Despite the poor signs of growth for CAS within the past few years, it is important to remember several points. First, CAS is a new procedure done by varying specialties with different levels of training, involving one of the most demanding areas of the human body. Second, the development of new materials (distal embolic filters and variable stents, etc.) improve ease of use and effectiveness. However, it is important to remember that surgery is as good as it will get and stenting will only get better19).
We treated the acute ICA occlusion patient who fulfilled our inclusion criteria with emergency carotid artery stent insertion.
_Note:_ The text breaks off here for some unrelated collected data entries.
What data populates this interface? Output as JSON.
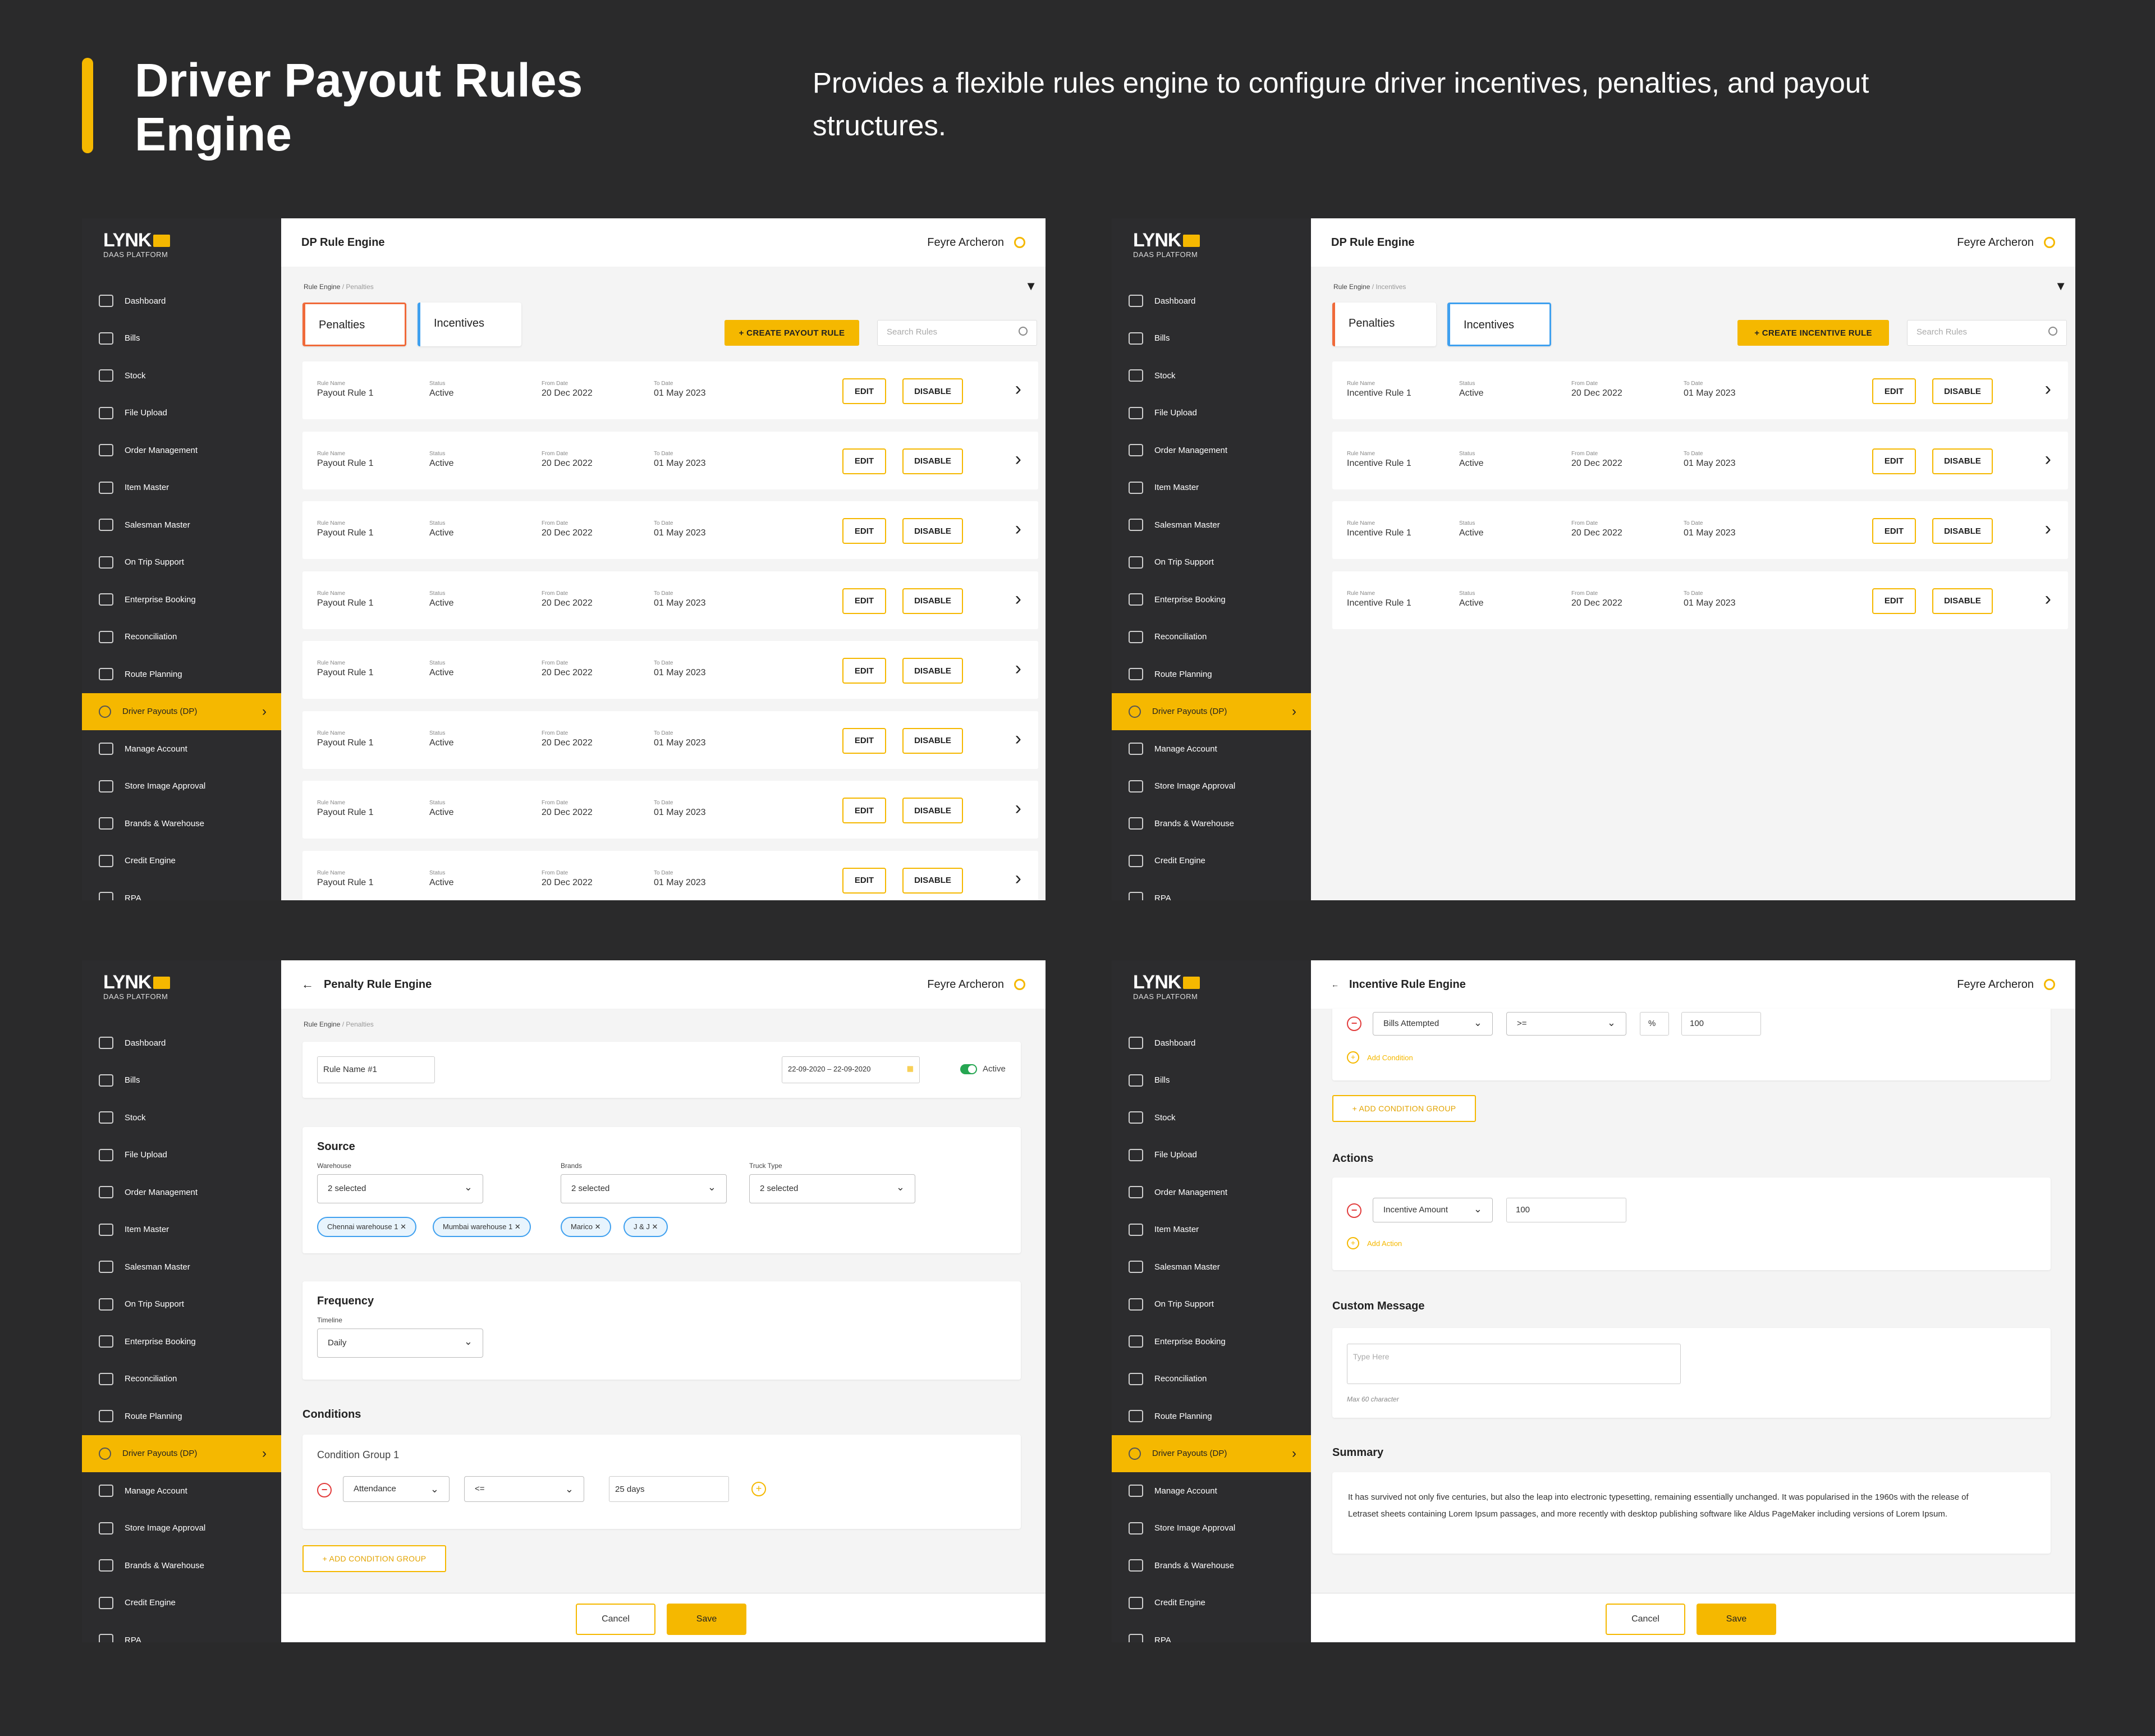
{
  "header": {
    "title": "Driver Payout Rules Engine",
    "description": "Provides a flexible rules engine to configure driver incentives, penalties, and payout structures."
  },
  "logo": {
    "brand": "LYNK",
    "sub": "DAAS PLATFORM"
  },
  "user": "Feyre Archeron",
  "nav": [
    "Dashboard",
    "Bills",
    "Stock",
    "File Upload",
    "Order Management",
    "Item Master",
    "Salesman Master",
    "On Trip Support",
    "Enterprise Booking",
    "Reconciliation",
    "Route Planning",
    "Driver Payouts (DP)",
    "Manage Account",
    "Store Image Approval",
    "Brands & Warehouse",
    "Credit Engine",
    "RPA"
  ],
  "list": {
    "title": "DP Rule Engine",
    "bc_root": "Rule Engine",
    "bc_pen": " / Penalties",
    "bc_inc": " / Incentives",
    "tab_pen": "Penalties",
    "tab_inc": "Incentives",
    "create_payout": "+ CREATE PAYOUT RULE",
    "create_incentive": "+ CREATE INCENTIVE RULE",
    "search_ph": "Search Rules",
    "lbl_name": "Rule Name",
    "lbl_status": "Status",
    "lbl_from": "From Date",
    "lbl_to": "To Date",
    "edit": "EDIT",
    "disable": "DISABLE",
    "pen_name": "Payout Rule 1",
    "inc_name": "Incentive Rule 1",
    "status": "Active",
    "from": "20 Dec 2022",
    "to": "01 May 2023"
  },
  "penalty": {
    "title": "Penalty Rule Engine",
    "bc_root": "Rule Engine",
    "bc_sub": " / Penalties",
    "rule_name": "Rule Name #1",
    "date_range": "22-09-2020 – 22-09-2020",
    "active": "Active",
    "source": "Source",
    "warehouse": "Warehouse",
    "brands": "Brands",
    "truck": "Truck Type",
    "sel2": "2 selected",
    "chips": [
      "Chennai warehouse 1",
      "Mumbai warehouse 1",
      "Marico",
      "J & J"
    ],
    "frequency": "Frequency",
    "timeline": "Timeline",
    "daily": "Daily",
    "conditions": "Conditions",
    "group": "Condition Group 1",
    "attendance": "Attendance",
    "op": "<=",
    "days": "25 days",
    "add_group": "+ ADD CONDITION GROUP",
    "cancel": "Cancel",
    "save": "Save"
  },
  "incentive": {
    "title": "Incentive Rule Engine",
    "bills": "Bills Attempted",
    "op": ">=",
    "pct": "%",
    "val": "100",
    "add_condition": "Add Condition",
    "add_group": "+ ADD CONDITION GROUP",
    "actions": "Actions",
    "amount": "Incentive Amount",
    "amount_val": "100",
    "add_action": "Add Action",
    "custom": "Custom Message",
    "type_here": "Type Here",
    "max": "Max 60 character",
    "summary": "Summary",
    "summary_text": "It has survived not only five centuries, but also the leap into electronic typesetting, remaining essentially unchanged. It was popularised in the 1960s with the release of Letraset sheets containing Lorem Ipsum passages, and more recently with desktop publishing software like Aldus PageMaker including versions of Lorem Ipsum.",
    "cancel": "Cancel",
    "save": "Save"
  },
  "colors": {
    "accent": "#f5b800",
    "sidebar": "#2c2c2e",
    "penalty": "#f06a3a",
    "incentive": "#3fa0ef"
  }
}
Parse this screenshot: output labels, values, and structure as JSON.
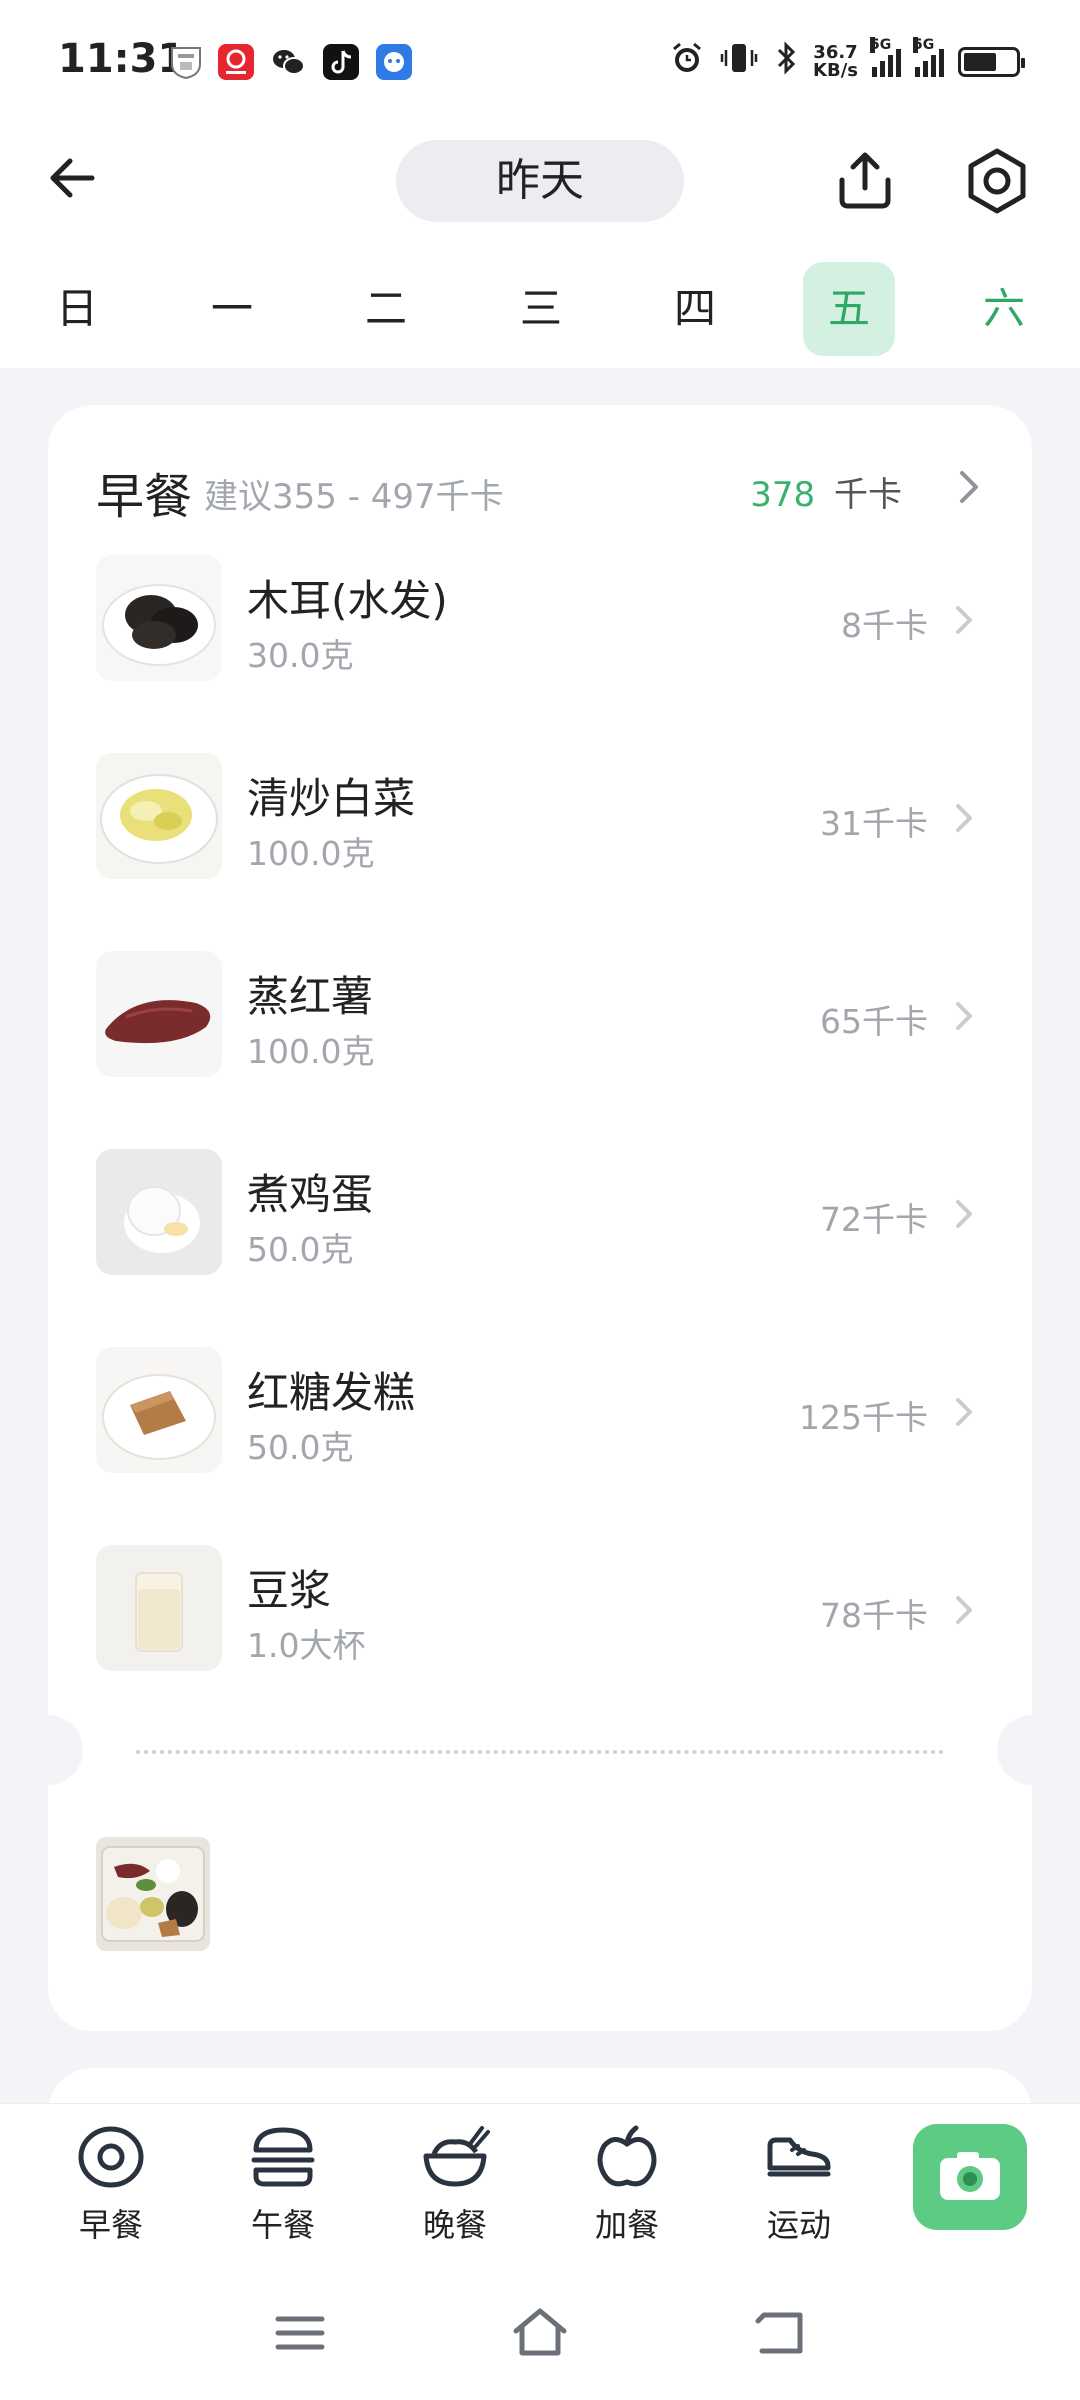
{
  "status_bar": {
    "time": "11:31",
    "net_speed_top": "36.7",
    "net_speed_bottom": "KB/s",
    "sim1": "5G",
    "sim2": "5G",
    "battery_level": 0.58,
    "app_icons": [
      "school-badge-icon",
      "shopping-live-icon",
      "wechat-icon",
      "tiktok-icon",
      "assistant-bot-icon"
    ]
  },
  "header": {
    "date_label": "昨天",
    "icons": [
      "back-arrow-icon",
      "share-upload-icon",
      "settings-ring-icon"
    ]
  },
  "weekdays": [
    {
      "label": "日",
      "state": "normal"
    },
    {
      "label": "一",
      "state": "normal"
    },
    {
      "label": "二",
      "state": "normal"
    },
    {
      "label": "三",
      "state": "normal"
    },
    {
      "label": "四",
      "state": "normal"
    },
    {
      "label": "五",
      "state": "selected"
    },
    {
      "label": "六",
      "state": "future"
    }
  ],
  "meal": {
    "title": "早餐",
    "suggestion": "建议355 - 497千卡",
    "total_kcal": "378",
    "unit": "千卡",
    "foods": [
      {
        "name": "木耳(水发)",
        "amount": "30.0克",
        "kcal": "8千卡",
        "image": "black-fungus"
      },
      {
        "name": "清炒白菜",
        "amount": "100.0克",
        "kcal": "31千卡",
        "image": "stir-fried-cabbage"
      },
      {
        "name": "蒸红薯",
        "amount": "100.0克",
        "kcal": "65千卡",
        "image": "sweet-potato"
      },
      {
        "name": "煮鸡蛋",
        "amount": "50.0克",
        "kcal": "72千卡",
        "image": "boiled-egg"
      },
      {
        "name": "红糖发糕",
        "amount": "50.0克",
        "kcal": "125千卡",
        "image": "brown-sugar-cake"
      },
      {
        "name": "豆浆",
        "amount": "1.0大杯",
        "kcal": "78千卡",
        "image": "soy-milk"
      }
    ]
  },
  "bottom_nav": {
    "items": [
      {
        "label": "早餐",
        "icon": "egg-plate-icon"
      },
      {
        "label": "午餐",
        "icon": "burger-icon"
      },
      {
        "label": "晚餐",
        "icon": "rice-bowl-icon"
      },
      {
        "label": "加餐",
        "icon": "apple-icon"
      },
      {
        "label": "运动",
        "icon": "sneaker-icon"
      }
    ],
    "camera_icon": "camera-icon"
  },
  "colors": {
    "accent_green": "#3bb16e",
    "selected_day_bg": "#d3f0e0",
    "camera_button": "#5ecb84",
    "page_bg": "#f3f4f8"
  }
}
Although we have a relatively short follow-up period and a small number of patients, emergency carotid artery stent placement seemed to improve neurologic outcome in patients with acute ischemic stroke from acute ICA total occlusion.
The authors thank to Prof. Hyo Sung Kwak, the Department of Radiology, Chonbuk National University Medical School/Hospital for his great help during this work.